沈彬坐在那,像在回憶着往事似的,聲音,透着濃濃的酸澀,陸城晞皺起了眉頭。
“恨你生在陸家,恨你可以有這麼多的讚美,恨你有着能力,恨你有着陸家這個後臺,恨你能得到爺爺奶奶的疼愛,恨你是陸,恨你擁有着城銳。”
沈彬因爲突然之間激動,聲音變得有些不穩,手緊緊的握成拳頭,手背,青筋迸出!
連着額頭的位置,都如此。
陸城晞坐在那,視線冰冷的看着他。
沒有多餘的感情,全是冷漠。
沈彬好一會兒才收斂自己的情緒,閉了閉眼,繼續說道。
“你知道恨最容易轉變的是什麼?所以,我連我自己都不知道,什麼時候開始,會對你有了那樣的感情,陸城晞,我喜歡的是女人,可因爲你一直佔據着我的大腦,所以,我纔對你有了別樣的心思!你以爲我願意嗎?”
他啞着聲音吼了起來。
陸城晞始終未說話,臉色波瀾未動。
又安靜了下來。
二分鐘後,他才徐徐的開了口。
“你是在跟我打同情牌嗎?”
陸城晞問他,沈彬因爲他的話而笑了起來,最後,連他自己都不知爲什麼,眼框裡有東西流出來。
“你知道我在國外這一年是怎麼過來的嗎?”
“我不想知道!”
陸城晞勾了勾脣,看了他一眼,繼續說。
“每個人都要爲自己的行爲負責任,做過的事,根本不可能當作沒有作過;不是所有事,一句對不起,一句抱歉就可以抵銷所恩怨!我不找你麻煩,並不代表我原諒你,而是我希望,你能悔改!”
“悔改?”
沈彬輕喃着這兩個字。
“今天的事,是不是你做的?”
陸城晞盯着他的臉問,記者一早就守在這裡,還拿着那麼有信服力的東西。
早就像預謀好一樣。
“我要做,用得着等在今天?”
沈彬反駁。
“最好如此!”
陸城晞哼一聲說道。
沈彬坐在那深呼吸一口氣,原本想告訴他一些事,現在想來,也沒有必要。
叩叩叩,敲門聲響起,安暖直接推開門進來。
手裡端着兩杯茶,先放了一杯在沈彬面前,低聲說了一句,請慢用;隨着又放到了杯在陸城晞面前。
注意到沈彬並沒有去動那杯茶,安暖笑了笑。
“沈先生是擔心我在茶裡放什麼東西嗎?”
“小暖,你想多了。
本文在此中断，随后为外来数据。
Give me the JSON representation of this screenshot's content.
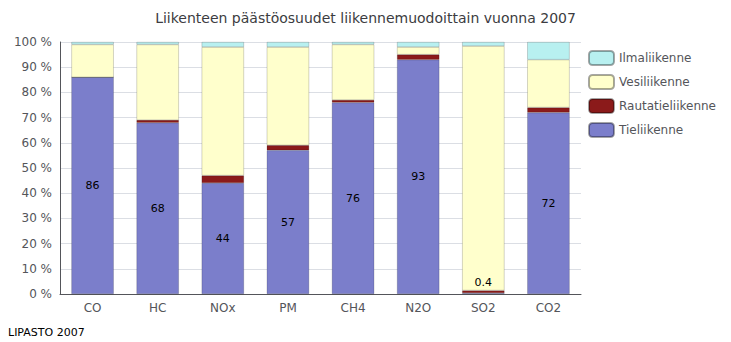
{
  "chart_data": {
    "type": "bar",
    "title": "Liikenteen päästöosuudet liikennemuodoittain vuonna 2007",
    "categories": [
      "CO",
      "HC",
      "NOx",
      "PM",
      "CH4",
      "N2O",
      "SO2",
      "CO2"
    ],
    "series": [
      {
        "name": "Tieliikenne",
        "color": "#7b7ecb",
        "values": [
          86,
          68,
          44,
          57,
          76,
          93,
          0.4,
          72
        ],
        "data_labels": true
      },
      {
        "name": "Rautatieliikenne",
        "color": "#8b1a1a",
        "values": [
          0,
          1,
          3,
          2,
          1,
          2,
          1,
          2
        ]
      },
      {
        "name": "Vesiliikenne",
        "color": "#ffffcc",
        "values": [
          13,
          30,
          51,
          39,
          22,
          3,
          97,
          19
        ]
      },
      {
        "name": "Ilmaliikenne",
        "color": "#b8f0f0",
        "values": [
          1,
          1,
          2,
          2,
          1,
          2,
          1.6,
          7
        ]
      }
    ],
    "stacked": true,
    "ylim": [
      0,
      100
    ],
    "yticks": [
      {
        "value": 0,
        "label": "0 %"
      },
      {
        "value": 10,
        "label": "10 %"
      },
      {
        "value": 20,
        "label": "20 %"
      },
      {
        "value": 30,
        "label": "30 %"
      },
      {
        "value": 40,
        "label": "40 %"
      },
      {
        "value": 50,
        "label": "50 %"
      },
      {
        "value": 60,
        "label": "60 %"
      },
      {
        "value": 70,
        "label": "70 %"
      },
      {
        "value": 80,
        "label": "80 %"
      },
      {
        "value": 90,
        "label": "90 %"
      },
      {
        "value": 100,
        "label": "100 %"
      }
    ],
    "grid": true,
    "legend": "right",
    "annotations": [
      "LIPASTO 2007"
    ]
  }
}
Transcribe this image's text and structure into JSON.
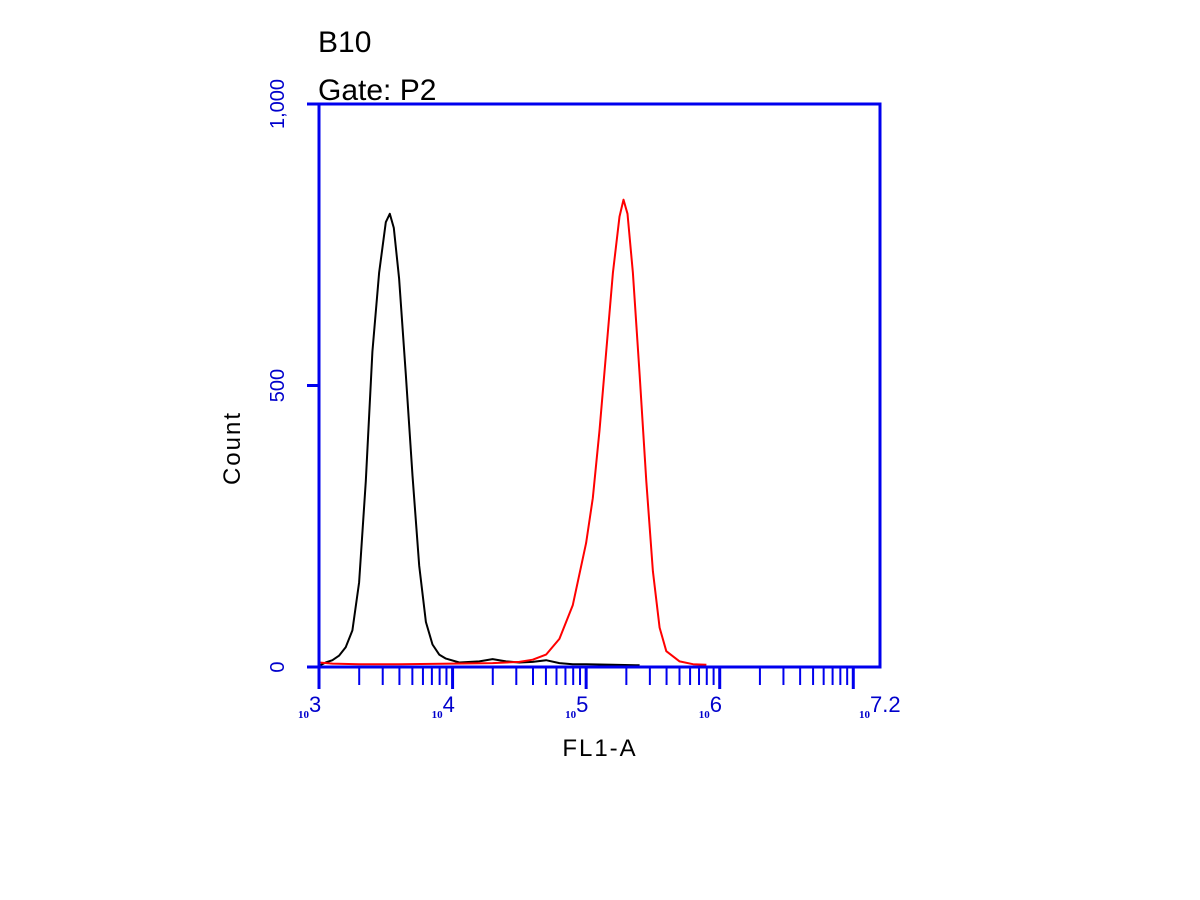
{
  "chart_data": {
    "type": "line",
    "title": "B10",
    "subtitle": "Gate: P2",
    "xlabel": "FL1-A",
    "ylabel": "Count",
    "x_scale": "log10",
    "xlim": [
      3,
      7.2
    ],
    "ylim": [
      0,
      1000
    ],
    "y_ticks": [
      {
        "value": 0,
        "label": "0"
      },
      {
        "value": 500,
        "label": "500"
      },
      {
        "value": 1000,
        "label": "1,000"
      }
    ],
    "x_ticks": [
      {
        "value": 3,
        "base": "10",
        "exp": "3"
      },
      {
        "value": 4,
        "base": "10",
        "exp": "4"
      },
      {
        "value": 5,
        "base": "10",
        "exp": "5"
      },
      {
        "value": 6,
        "base": "10",
        "exp": "6"
      },
      {
        "value": 7.2,
        "base": "10",
        "exp": "7.2"
      }
    ],
    "grid": false,
    "legend": "none",
    "series": [
      {
        "color": "#000000",
        "points": [
          [
            3.0,
            2
          ],
          [
            3.05,
            8
          ],
          [
            3.1,
            12
          ],
          [
            3.15,
            20
          ],
          [
            3.2,
            35
          ],
          [
            3.25,
            65
          ],
          [
            3.3,
            150
          ],
          [
            3.35,
            330
          ],
          [
            3.4,
            560
          ],
          [
            3.45,
            700
          ],
          [
            3.5,
            790
          ],
          [
            3.53,
            805
          ],
          [
            3.56,
            780
          ],
          [
            3.6,
            690
          ],
          [
            3.65,
            520
          ],
          [
            3.7,
            340
          ],
          [
            3.75,
            180
          ],
          [
            3.8,
            80
          ],
          [
            3.85,
            40
          ],
          [
            3.9,
            22
          ],
          [
            3.95,
            15
          ],
          [
            4.05,
            8
          ],
          [
            4.2,
            10
          ],
          [
            4.3,
            14
          ],
          [
            4.4,
            10
          ],
          [
            4.5,
            8
          ],
          [
            4.6,
            9
          ],
          [
            4.7,
            12
          ],
          [
            4.8,
            7
          ],
          [
            4.9,
            5
          ],
          [
            5.0,
            5
          ],
          [
            5.2,
            4
          ],
          [
            5.4,
            3
          ]
        ]
      },
      {
        "color": "#ff0000",
        "points": [
          [
            3.0,
            8
          ],
          [
            3.1,
            6
          ],
          [
            3.3,
            5
          ],
          [
            3.6,
            5
          ],
          [
            4.0,
            6
          ],
          [
            4.3,
            7
          ],
          [
            4.5,
            9
          ],
          [
            4.6,
            13
          ],
          [
            4.7,
            22
          ],
          [
            4.8,
            50
          ],
          [
            4.9,
            110
          ],
          [
            5.0,
            220
          ],
          [
            5.05,
            300
          ],
          [
            5.1,
            420
          ],
          [
            5.15,
            560
          ],
          [
            5.2,
            700
          ],
          [
            5.25,
            800
          ],
          [
            5.28,
            830
          ],
          [
            5.31,
            805
          ],
          [
            5.35,
            700
          ],
          [
            5.4,
            520
          ],
          [
            5.45,
            330
          ],
          [
            5.5,
            170
          ],
          [
            5.55,
            70
          ],
          [
            5.6,
            28
          ],
          [
            5.7,
            10
          ],
          [
            5.8,
            5
          ],
          [
            5.9,
            4
          ]
        ]
      }
    ]
  }
}
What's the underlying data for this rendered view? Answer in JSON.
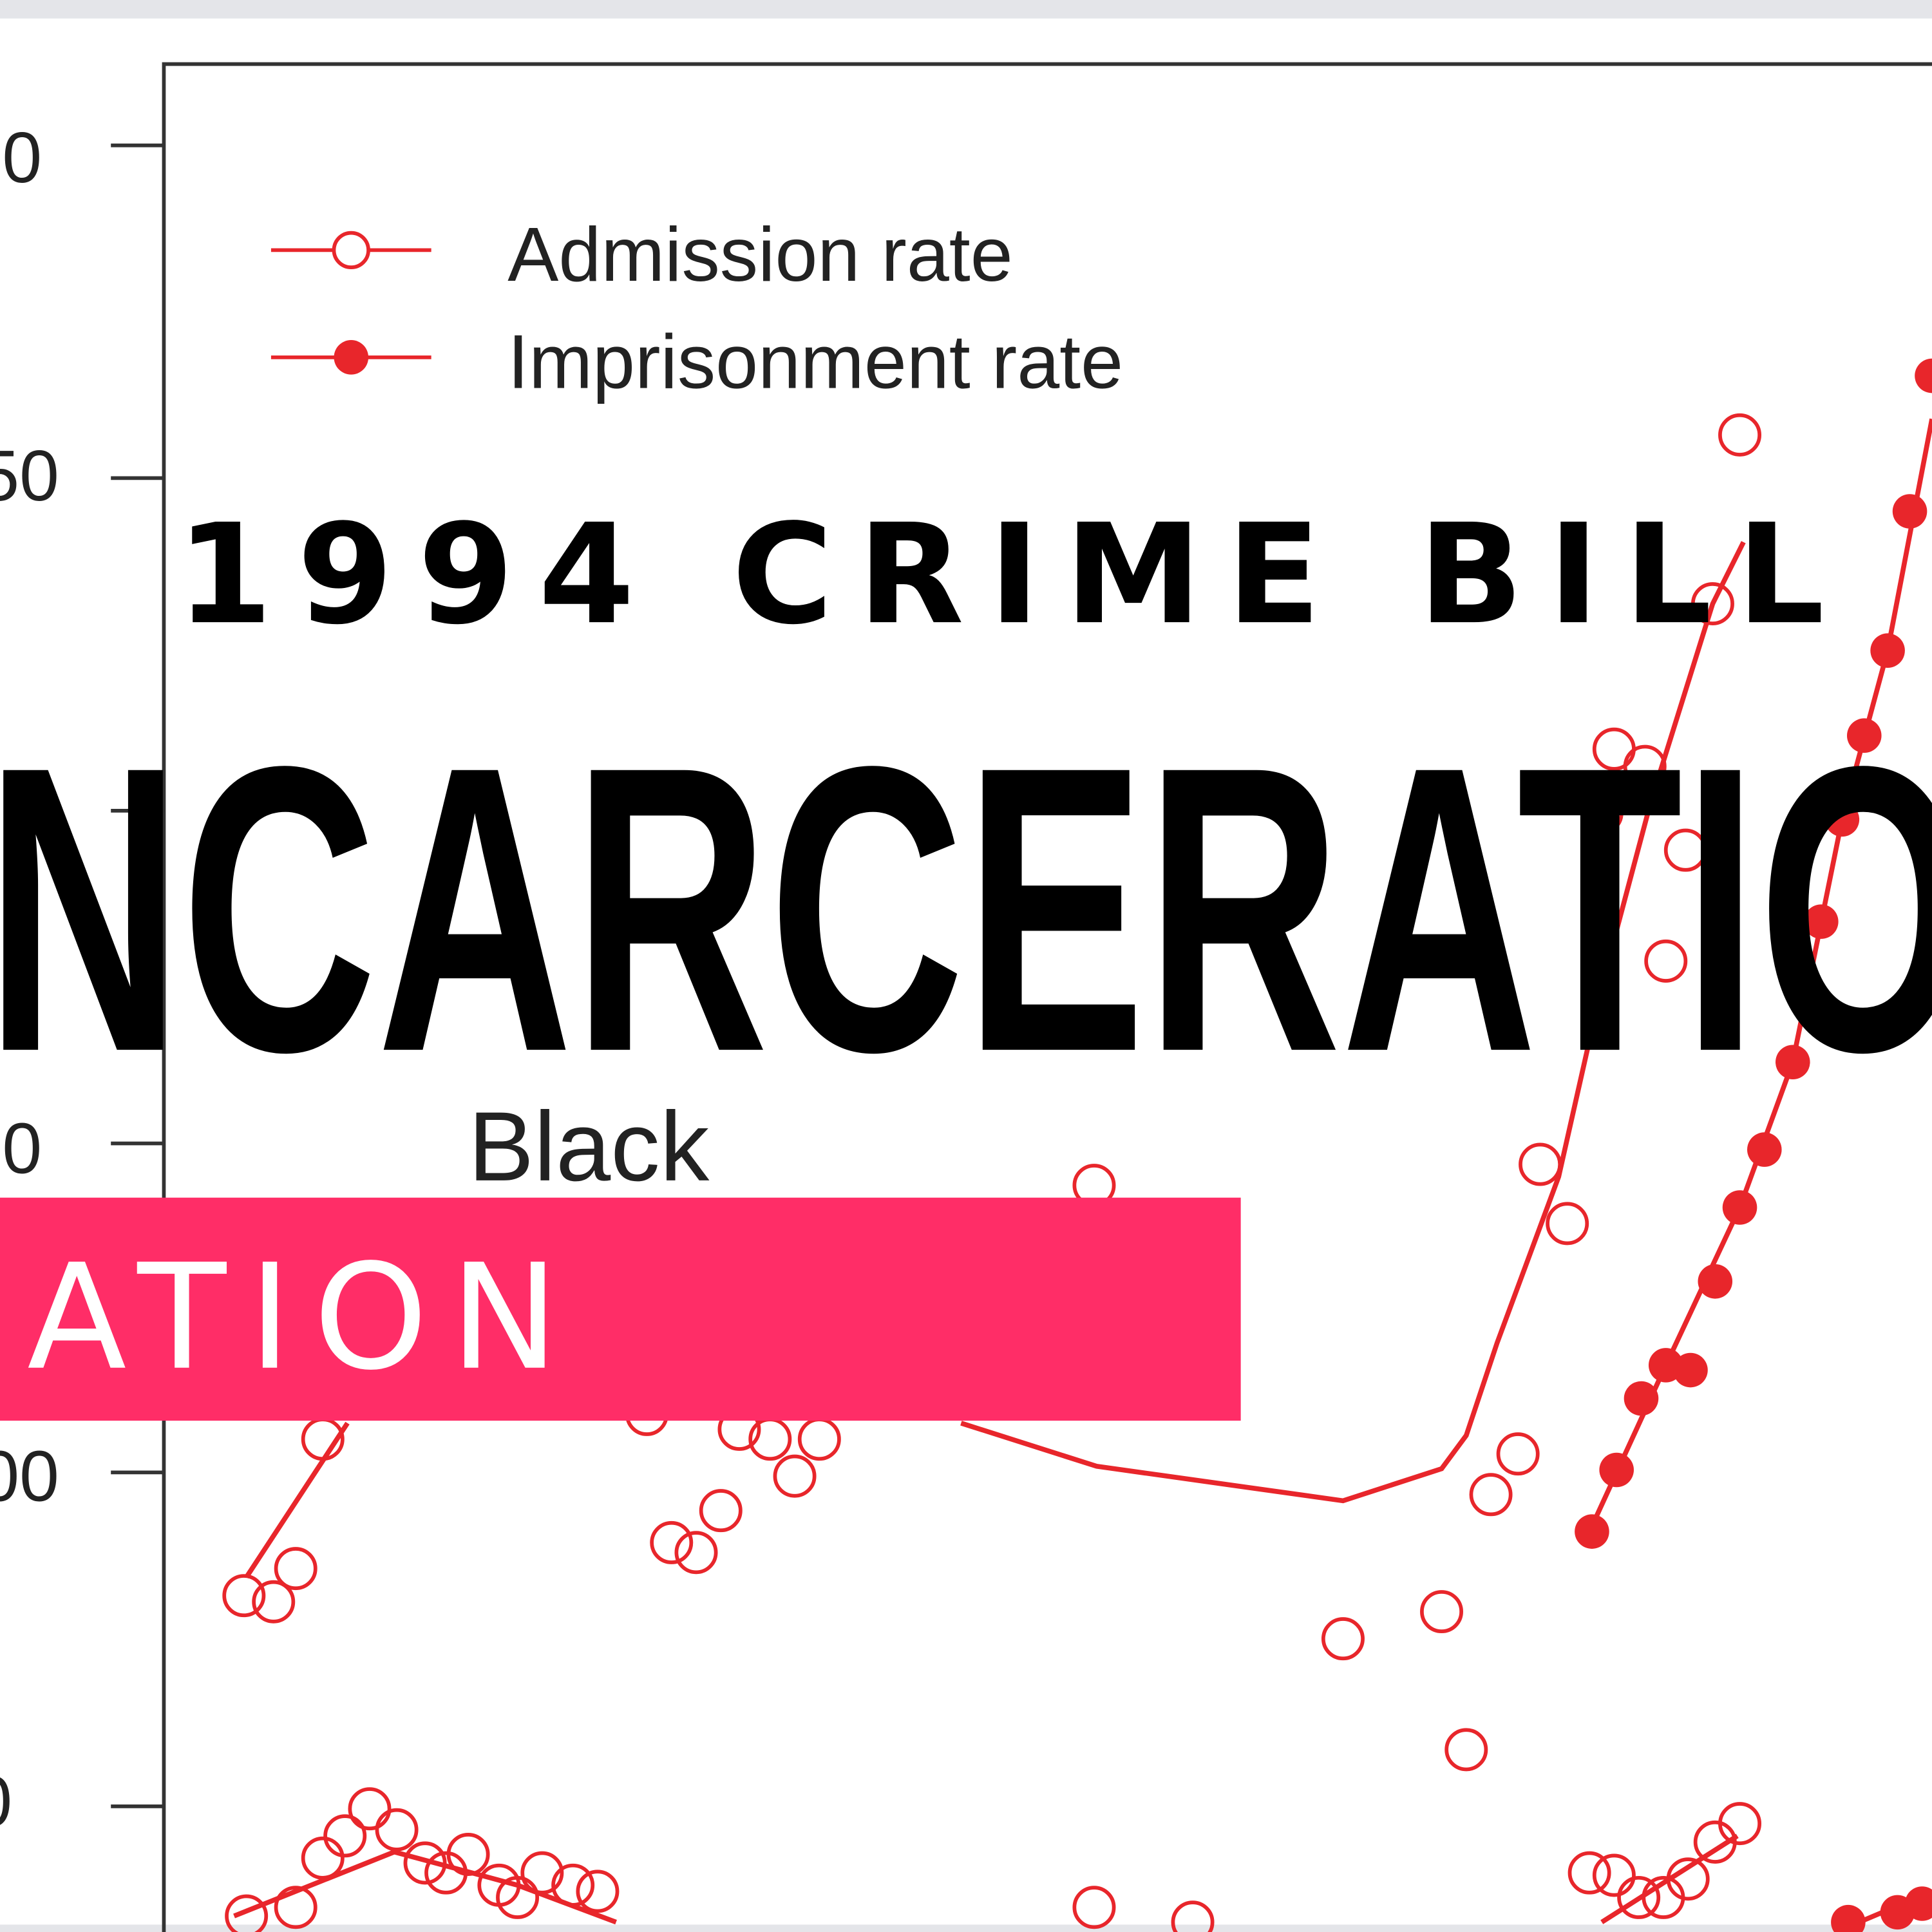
{
  "header": {
    "top_text": "1994 CRIME BILL",
    "headline": "NCARCERATIO"
  },
  "banner": {
    "text": "ATION"
  },
  "chart": {
    "legend": [
      "Admission rate",
      "Imprisonment rate"
    ],
    "annotation": "Black",
    "tick_labels": [
      "0",
      "50",
      "0",
      "00",
      "0"
    ]
  }
}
”
沈彬對着她笑了笑,端茶,然後喝了一口。
“很香。”
“當然,這是城晞最喜歡喝的茶。”
安暖一臉柔情看着陸城晞,沈彬握着杯子的手一緊,一口再一口,直到整杯茶喝完。
“城晞,剛纔莊太太來我們這裡找她女兒。”
安暖突然開口問道,這事,她覺得根本不是陸城晞動的手,他根本不會用這種手段。
要做什麼都是明目張肚的,何會多此一舉。
“來城銳找?難不成,我們城銳還藏她女兒?”
陸城晞淡笑一聲,意思也明顯。
安暖一下子就明白,有人,故意在嫁禍給她和陸城晞,讓莊家以爲女兒不見了,是因爲兩人的關係;如果莊聽荷繼續不見,莊家肯定把所有過錯怪到這邊。
到時候,免不了,又是一場爭鬥。
到底是誰,這麼煞費苦心針對自己,或者是陸城晞?
“不舒服啊?”
陸城晞突然歪了下頭,像很疲憊似的,安暖走近他,雙手直接放在他肩上,按了起來……
“有些累。”
“所以,以後晚上記得早些休息。”
這話落在沈彬那裡,一語雙關,他只覺得胸口處有什麼火焰越來越濃,整個人都不舒服,最後直接站了起來。
看着兩人繼續親暱的樣子。
“沈先生,慢走。”
安暖看過來時,很有禮貌的點了點頭。
完全的忽視着他,沈彬有些抓狂,卻又覺得自己根本不能做什麼……
沈彬走後,陸城晞拉住安暖還在按自己肩的手。
“小暖,以後看到他別靠近,他很危險。”
“好,以後我看到他就調頭走。”
安暖低頭親了一下他的額頭,很認真的說道……
剛纔,兩人這麼親密的舉動,應該讓他死了這份心了吧!
安暖不知道是不是錯覺,總感覺沈彬有些不一樣,想到他是個雙性戀,渾身都發悚……
沈彬從城銳一離開,就有車子停在他面前。
“沈少!”
沈彬看着陌生的人,皺眉,不理會,自己走自己的,車子上走下來的男人直接檔在了沈彬面前,作了一個請的手勢。
“沈少,莞少有請!”
“我現在還有別的事,沒空!”
一聽到這個名字跟他腦海裡想的一樣,沈彬就一臉的不悅,沉着聲音拒絕。
他不願意跟莞鋒合作了!那個男人太危險,太狠!即使合作,最後的結果,自己也得不到什麼好處;甚至,一無所有!
“不要,不要!莞少,放開我,放開我,不要啊……”
男子把一個錄音筆放在他面前,女人驚恐,聲撕力竭的聲音從裡面傳來……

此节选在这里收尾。